Here is my personal technique for simple, bare bones meditation.
- First, remove and prevent possible distractions. Silence your phone, close your computer and retreat to a location where no one will unknowingly or accidentally disturb you while you are deep in meditation.
- Set a timer. I use the Insight Timer app because the interface is easy—considering it’s been designed for this purpose—and you can set sounds to warm up, begin and end the session. With that said, Insight Timer is bloated with unnecessary guided meditations in the developer’s effort to monetize, so if you don’t support that feature you can really use any other timer. Whether you meditate first thing in the morning or mid-day, you’ll generally be in the midst of your daily schedule of work and life, so it’s challenging to meditate without a pre-determined time block. Your anxiety can easily take over and botch the meditation session while you wonder how much time has passed or if you’re missing an appointment or meeting because you’ve gone over time. So with a timer you can at least compartmentalize and set aside this line of distracting thought—one less thing to worry about. Provide yourself with a comfortable box of time. Start at 10 minutes and gradually work your way up to 30 minutes of meditation.

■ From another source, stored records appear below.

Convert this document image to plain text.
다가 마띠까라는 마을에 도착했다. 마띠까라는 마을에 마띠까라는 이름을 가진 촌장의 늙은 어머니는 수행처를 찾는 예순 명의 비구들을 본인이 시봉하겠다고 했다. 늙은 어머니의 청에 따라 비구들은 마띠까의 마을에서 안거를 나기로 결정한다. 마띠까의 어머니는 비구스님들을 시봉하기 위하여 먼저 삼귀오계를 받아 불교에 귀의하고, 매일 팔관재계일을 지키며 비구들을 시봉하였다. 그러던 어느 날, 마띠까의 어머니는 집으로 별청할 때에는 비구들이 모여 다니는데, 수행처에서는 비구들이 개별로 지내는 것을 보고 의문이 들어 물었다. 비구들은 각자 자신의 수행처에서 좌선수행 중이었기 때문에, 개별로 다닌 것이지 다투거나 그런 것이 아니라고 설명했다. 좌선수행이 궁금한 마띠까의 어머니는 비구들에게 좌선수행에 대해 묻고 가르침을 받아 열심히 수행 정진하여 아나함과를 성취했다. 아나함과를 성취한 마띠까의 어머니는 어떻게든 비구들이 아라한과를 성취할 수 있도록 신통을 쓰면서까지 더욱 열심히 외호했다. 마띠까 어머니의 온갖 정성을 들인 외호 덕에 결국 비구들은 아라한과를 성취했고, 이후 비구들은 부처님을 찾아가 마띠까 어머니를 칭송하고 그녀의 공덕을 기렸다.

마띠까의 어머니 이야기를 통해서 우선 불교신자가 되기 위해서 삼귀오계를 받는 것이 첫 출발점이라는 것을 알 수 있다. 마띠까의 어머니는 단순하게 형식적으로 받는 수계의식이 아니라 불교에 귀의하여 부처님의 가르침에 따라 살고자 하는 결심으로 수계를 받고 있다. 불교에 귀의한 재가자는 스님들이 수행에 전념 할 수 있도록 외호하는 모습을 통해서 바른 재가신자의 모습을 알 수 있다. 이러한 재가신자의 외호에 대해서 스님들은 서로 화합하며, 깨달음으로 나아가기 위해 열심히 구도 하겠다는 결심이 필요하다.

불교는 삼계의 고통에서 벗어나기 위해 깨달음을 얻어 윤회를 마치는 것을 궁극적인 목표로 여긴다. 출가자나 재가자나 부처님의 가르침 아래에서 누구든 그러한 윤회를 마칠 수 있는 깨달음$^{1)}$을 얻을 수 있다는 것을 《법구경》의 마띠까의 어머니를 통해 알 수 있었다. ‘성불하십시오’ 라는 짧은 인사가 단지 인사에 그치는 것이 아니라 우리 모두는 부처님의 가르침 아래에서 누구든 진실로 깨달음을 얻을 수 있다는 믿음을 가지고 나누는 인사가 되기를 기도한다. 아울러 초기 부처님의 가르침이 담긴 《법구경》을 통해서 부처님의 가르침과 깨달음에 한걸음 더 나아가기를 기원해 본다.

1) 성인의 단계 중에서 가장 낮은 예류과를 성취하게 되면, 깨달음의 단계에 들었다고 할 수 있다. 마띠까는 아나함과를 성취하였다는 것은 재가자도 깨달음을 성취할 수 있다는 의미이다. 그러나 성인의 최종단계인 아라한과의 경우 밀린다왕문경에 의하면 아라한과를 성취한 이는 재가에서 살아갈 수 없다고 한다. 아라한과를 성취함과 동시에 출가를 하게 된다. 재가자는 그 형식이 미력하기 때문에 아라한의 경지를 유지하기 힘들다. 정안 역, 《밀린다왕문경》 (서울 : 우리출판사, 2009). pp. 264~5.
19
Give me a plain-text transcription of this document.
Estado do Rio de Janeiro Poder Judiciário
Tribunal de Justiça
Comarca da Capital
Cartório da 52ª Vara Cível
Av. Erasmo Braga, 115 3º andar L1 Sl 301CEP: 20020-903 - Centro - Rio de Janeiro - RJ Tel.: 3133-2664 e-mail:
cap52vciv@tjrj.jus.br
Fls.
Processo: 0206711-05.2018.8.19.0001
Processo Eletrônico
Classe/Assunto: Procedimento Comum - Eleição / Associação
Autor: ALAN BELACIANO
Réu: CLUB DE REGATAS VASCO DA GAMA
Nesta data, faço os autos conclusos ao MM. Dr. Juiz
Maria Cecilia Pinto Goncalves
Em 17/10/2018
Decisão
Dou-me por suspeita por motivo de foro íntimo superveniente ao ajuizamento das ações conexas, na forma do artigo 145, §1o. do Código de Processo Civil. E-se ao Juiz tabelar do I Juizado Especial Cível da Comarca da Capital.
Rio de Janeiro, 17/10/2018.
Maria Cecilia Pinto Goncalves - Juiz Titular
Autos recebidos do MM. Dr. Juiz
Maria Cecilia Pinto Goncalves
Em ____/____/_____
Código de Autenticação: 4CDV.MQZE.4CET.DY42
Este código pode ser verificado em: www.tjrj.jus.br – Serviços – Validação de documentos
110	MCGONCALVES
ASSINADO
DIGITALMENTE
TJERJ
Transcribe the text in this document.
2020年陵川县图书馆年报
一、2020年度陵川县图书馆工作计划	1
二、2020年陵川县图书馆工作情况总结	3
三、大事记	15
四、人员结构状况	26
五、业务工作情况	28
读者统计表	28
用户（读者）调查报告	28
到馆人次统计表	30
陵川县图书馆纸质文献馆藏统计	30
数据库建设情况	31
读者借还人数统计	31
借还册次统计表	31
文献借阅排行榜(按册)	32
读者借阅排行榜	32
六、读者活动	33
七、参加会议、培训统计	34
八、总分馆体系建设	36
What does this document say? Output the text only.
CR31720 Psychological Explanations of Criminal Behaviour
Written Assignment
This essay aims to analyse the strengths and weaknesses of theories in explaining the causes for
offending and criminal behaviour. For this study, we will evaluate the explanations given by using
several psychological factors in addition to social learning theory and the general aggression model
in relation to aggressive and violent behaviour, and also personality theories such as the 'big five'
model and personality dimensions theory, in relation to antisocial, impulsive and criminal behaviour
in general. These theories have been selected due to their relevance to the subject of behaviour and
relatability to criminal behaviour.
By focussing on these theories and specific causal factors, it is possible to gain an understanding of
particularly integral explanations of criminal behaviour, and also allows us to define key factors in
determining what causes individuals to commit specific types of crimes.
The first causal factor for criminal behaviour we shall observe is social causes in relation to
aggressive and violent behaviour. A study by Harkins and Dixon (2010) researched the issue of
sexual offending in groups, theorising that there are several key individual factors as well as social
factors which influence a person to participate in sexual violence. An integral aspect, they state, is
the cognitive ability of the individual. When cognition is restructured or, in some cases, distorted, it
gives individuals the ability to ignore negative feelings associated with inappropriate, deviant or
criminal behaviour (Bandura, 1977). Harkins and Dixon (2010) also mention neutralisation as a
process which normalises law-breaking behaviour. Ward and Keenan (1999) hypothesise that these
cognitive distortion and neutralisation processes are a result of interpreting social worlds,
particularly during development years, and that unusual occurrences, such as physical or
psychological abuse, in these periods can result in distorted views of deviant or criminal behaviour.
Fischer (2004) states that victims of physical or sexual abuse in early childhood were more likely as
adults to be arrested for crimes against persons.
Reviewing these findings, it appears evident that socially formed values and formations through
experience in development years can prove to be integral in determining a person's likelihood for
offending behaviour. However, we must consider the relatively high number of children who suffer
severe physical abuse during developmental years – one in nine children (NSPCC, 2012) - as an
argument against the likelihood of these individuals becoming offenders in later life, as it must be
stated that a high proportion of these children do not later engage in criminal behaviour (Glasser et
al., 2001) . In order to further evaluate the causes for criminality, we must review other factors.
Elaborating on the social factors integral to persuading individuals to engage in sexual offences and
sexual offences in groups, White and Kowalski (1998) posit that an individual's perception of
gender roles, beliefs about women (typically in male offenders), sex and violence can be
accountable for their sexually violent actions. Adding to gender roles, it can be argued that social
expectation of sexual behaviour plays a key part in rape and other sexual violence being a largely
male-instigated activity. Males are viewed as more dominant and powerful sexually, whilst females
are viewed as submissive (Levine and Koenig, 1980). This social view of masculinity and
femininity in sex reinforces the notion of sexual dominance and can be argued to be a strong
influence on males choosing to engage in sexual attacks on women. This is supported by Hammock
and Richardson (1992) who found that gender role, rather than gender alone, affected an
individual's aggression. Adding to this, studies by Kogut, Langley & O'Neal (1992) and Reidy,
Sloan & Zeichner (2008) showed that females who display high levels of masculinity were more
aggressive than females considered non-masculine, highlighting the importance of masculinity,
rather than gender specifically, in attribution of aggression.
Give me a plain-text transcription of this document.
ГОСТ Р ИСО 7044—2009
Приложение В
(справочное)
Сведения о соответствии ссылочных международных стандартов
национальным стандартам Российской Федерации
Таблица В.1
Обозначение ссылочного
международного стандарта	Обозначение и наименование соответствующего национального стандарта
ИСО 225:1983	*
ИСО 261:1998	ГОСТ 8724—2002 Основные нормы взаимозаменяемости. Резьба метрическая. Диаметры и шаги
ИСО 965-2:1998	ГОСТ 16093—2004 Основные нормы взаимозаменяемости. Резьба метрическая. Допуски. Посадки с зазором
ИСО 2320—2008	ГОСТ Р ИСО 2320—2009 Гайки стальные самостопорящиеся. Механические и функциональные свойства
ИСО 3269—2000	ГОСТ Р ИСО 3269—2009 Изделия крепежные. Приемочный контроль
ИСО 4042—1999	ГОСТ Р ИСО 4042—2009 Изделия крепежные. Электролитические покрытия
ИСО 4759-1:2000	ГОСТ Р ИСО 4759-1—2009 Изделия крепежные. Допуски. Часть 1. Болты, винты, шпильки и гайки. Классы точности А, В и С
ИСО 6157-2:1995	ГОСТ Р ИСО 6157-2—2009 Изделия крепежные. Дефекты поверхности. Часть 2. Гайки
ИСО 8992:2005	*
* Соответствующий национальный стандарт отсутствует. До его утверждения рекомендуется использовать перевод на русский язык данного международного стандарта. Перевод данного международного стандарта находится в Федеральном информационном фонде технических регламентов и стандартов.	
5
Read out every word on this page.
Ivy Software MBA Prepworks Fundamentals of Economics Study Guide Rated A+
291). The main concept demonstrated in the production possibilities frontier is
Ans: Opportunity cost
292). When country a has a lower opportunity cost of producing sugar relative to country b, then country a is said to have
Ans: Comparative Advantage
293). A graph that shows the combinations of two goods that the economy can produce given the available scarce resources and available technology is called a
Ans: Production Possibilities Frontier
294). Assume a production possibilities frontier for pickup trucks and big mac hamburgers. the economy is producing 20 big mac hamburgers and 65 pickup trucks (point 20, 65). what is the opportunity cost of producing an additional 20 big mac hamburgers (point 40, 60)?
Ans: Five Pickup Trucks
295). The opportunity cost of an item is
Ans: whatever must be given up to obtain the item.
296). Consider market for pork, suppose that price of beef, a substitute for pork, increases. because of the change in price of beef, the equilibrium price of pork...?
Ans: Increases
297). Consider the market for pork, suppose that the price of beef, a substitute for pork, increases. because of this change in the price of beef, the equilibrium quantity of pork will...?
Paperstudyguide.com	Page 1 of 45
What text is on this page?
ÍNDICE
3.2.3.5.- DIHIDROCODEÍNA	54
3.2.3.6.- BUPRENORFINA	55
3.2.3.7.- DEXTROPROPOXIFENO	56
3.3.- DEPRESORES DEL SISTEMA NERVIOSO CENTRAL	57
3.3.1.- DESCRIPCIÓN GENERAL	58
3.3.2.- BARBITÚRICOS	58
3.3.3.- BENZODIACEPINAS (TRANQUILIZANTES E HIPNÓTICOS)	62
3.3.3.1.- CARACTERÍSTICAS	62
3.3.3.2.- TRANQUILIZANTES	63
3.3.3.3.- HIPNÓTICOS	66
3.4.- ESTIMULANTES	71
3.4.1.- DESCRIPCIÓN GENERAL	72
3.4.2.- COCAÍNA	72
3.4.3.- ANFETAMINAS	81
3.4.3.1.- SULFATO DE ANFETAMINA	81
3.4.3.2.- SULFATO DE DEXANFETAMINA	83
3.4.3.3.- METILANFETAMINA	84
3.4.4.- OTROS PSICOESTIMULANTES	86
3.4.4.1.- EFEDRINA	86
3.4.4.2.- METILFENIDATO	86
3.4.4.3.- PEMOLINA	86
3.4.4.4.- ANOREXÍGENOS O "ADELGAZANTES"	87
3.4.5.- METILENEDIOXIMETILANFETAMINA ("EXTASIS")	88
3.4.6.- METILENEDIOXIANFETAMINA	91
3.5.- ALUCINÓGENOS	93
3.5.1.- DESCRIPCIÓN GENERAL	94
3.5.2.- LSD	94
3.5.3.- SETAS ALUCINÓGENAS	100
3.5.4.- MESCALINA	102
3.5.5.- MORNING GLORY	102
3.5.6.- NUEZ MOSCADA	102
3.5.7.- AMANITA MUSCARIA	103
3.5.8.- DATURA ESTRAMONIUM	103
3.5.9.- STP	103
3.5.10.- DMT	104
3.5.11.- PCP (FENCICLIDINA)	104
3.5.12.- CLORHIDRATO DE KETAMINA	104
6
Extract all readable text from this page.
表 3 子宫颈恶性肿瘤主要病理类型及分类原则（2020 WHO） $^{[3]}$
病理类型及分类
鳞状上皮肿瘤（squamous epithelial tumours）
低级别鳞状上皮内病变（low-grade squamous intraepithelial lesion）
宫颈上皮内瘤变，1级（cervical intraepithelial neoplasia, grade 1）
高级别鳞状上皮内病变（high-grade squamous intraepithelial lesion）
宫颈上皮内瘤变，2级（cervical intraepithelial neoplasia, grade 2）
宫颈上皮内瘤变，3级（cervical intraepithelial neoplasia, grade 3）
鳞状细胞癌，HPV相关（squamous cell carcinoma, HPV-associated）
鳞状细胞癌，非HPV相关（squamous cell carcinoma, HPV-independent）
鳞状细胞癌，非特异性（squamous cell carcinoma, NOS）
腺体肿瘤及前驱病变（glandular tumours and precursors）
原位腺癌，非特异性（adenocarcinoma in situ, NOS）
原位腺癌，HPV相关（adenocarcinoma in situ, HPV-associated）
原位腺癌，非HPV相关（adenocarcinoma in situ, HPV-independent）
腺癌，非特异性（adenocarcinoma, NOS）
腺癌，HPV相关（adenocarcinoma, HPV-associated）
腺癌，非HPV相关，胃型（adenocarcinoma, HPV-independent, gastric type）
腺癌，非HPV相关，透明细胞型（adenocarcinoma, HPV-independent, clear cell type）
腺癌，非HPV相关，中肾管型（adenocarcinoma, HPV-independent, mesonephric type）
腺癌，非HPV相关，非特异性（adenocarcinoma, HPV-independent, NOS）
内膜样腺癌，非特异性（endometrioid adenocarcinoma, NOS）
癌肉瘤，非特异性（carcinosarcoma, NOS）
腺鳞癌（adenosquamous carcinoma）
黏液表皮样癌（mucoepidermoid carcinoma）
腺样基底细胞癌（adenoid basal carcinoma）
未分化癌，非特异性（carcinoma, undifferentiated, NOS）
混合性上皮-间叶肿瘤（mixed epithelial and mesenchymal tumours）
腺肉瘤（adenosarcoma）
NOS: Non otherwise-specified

- Sit comfortably. The common positions are sitting upright in a chair or sitting cross-legged with the back straight. It doesn’t have to be the cliché lotus position, but if that’s what’s most comfortable for you that’s fine too. You’re doing this for yourself and not to please others, and it’s a gimmick if you try to appear a certain way for vanity. What’s important is assuming a position that is relaxing while you can stay alert and aware. Not so comfortable where you’re slouching or laying down and you could easily fall asleep, but not so tense that you are straining to keep the position. The physical position itself is a metaphor for this exercise of finding balance. Also consider how you place your hands, because that can become a distraction and a point of tension as well.
- Close your eyes and become aware of all your senses. Settle into your body. Slow down your breath to a relaxed, calm state. Feel the points of contact with the seat or ground beneath you. Begin noticing the tensions, warmth & cold, and the vibrations in and around your body. Take in the scent in the air. Bring your attention to the sounds in the ambiance surrounding you. Here you observe and accept without labeling the sensations with judgment.
- Now shift your attention to different points in the body, beginning from the head down to your feet. As you focus your entire attention on that body part, notice the feelings there. I like to go in this order: starting with the top of the head, back of the neck & shoulders, abdomen, lower back, arms & hands, and ending with the legs & feet. It’s like a mental massage where your attention is giving compassionate care to all points of your body. If there’s physical pain somewhere, you can choose to go with the flow, or take the opportunity to study what the pain actually feels like and its root cause.
- Now focus your attention on your breath. Pick a point in the body where you notice the breathing most. It can be your nostrils, the pulse in your neck or your abdomen rising and falling. Notice the inhale and exhale. You can also mentally count the breaths to help keep the attention. The point is to place a mental marker that can gently nudge the attention back when you notice it strays. Every time your mind wanders, just bring it back to your breath.
- As you do keep your attention focused on the breath, you’ll naturally receive thoughts, emotions and physical sensations. Simply observe these as a witness to what’s happening. You’ll begin to notice the common pattern. They come, change in your mind and pass. Everything is a transitory experience.